Socialist Flower Power: Soviet Hippie Culture is at The Wende Museum in Culver City, California, May 20–August 26, 2018
In collaboration with The Archive of Modern Conflict and Dr. Juliane Fürst of the University of Bristol, The Wende Museum is exhibiting the personal archives of several prominent Soviet hippies – including photos, clothing, and memorabilia.
This exhibition is devoted to a world that few people know existed and that many find hard to believe did exist: the world of the Soviet hippie movement. Soviet hippies were part of the global counterculture of the 1960s and 70s: They wanted love and peace – and rock and roll. They maintained an elaborate network all across the Soviet Union. They experimented with homemade drugs. They studied Eastern mysticism and were looking for God. Yet they lived in a state which valued conformity above all else and mercilessly persecuted them for the way they looked and lived.
Hippies were the first truly global youth movement. Yet it is doubtful that the hippies of San Francisco understood how international their style and creed was. Indeed, when the San Francisco Diggers staged a funeral for the hippie movement in 1969, hippies across the world were just getting started. In Moscow, 1969 was a seminal summer for the band of hippies – translated into Russian as “khippi” – who had started to assemble at a few central places and in the apartments and country houses of their mostly privileged parents. It was in this year that Moscow hippies discovered that there were many of them, that they shared more than just long hair, and that the city was full of people who liked rock ‘n’ roll and jeans, and embraced love and peace as values more authentic and meaningful than Marxism-Leninism.
Hippies had indeed started to appear, independent of each other, in all major Soviet cities. Young people painted flowers on their cheeks in Riga, invented hippie symbols in Sevastopol, assembled on the main square of Magadan, in a cemetery in Lviv, opposite the Communist Party headquarters in Kaunas, and by the Finland Station in Leningrad. Their idols were the flower children of Haight-Ashbury, but their main source of information about them was the Soviet press. Soviet media initially paid a great deal of attention to the new anti-capitalist, collectivist-minded hippies of the West, covering them with sympathetic, wistful articles such as one in the journal Around the World called “Travels to Hippieland,” which was read by thousands of budding hippies back home, until the Soviet government started to see them as a threat.

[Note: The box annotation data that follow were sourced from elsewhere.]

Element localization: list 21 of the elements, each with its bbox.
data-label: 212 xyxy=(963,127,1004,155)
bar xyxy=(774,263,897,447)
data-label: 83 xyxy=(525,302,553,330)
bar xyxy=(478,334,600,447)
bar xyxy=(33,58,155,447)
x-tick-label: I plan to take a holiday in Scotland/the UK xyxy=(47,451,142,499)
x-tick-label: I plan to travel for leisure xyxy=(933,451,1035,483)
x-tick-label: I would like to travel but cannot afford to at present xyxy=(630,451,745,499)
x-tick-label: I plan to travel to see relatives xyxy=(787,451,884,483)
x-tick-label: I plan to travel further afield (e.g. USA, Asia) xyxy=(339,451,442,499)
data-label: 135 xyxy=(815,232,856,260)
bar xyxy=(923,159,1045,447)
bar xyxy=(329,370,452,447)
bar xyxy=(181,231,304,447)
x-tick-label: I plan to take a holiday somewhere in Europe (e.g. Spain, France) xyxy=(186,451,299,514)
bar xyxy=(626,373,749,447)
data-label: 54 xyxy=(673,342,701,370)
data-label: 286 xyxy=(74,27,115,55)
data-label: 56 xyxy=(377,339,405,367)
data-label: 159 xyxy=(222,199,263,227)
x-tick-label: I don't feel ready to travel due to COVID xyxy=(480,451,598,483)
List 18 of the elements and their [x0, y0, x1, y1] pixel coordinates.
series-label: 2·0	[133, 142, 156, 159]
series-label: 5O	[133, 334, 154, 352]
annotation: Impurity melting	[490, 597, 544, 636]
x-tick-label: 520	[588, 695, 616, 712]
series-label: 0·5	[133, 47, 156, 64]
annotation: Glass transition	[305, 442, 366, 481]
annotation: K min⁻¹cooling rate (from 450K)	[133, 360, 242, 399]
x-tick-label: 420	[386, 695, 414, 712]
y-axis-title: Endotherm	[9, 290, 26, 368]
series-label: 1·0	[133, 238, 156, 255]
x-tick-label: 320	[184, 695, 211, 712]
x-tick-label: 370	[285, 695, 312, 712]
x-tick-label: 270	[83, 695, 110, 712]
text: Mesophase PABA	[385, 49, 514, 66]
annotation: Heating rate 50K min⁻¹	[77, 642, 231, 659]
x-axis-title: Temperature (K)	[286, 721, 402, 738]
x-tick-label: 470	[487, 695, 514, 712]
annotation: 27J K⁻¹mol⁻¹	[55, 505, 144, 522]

This exhibition aims to give a glimpse into the world of Soviet hippies, a world that brimmed with intensity and excitement, yet also labored under the repression and constraints of the state in which it existed. In many ways this world will be instantly recognizable to the Western eye. There was love, sex, and rock ‘n’ roll. There were drugs, spirituality and the constant search for freedom and meaning. There were bell bottoms and beads, the burning desire to express one’s identity, to stand for something and to make the world a better place. Soviet hippies were undoubtedly one of the more remote and more unlikely outposts of the global 1960s counterculture. Yet their outward appearance obscures the fact that the most significant elements of their character were formed in response to what was close to home: the Soviet Union under Brezhnev and his successors.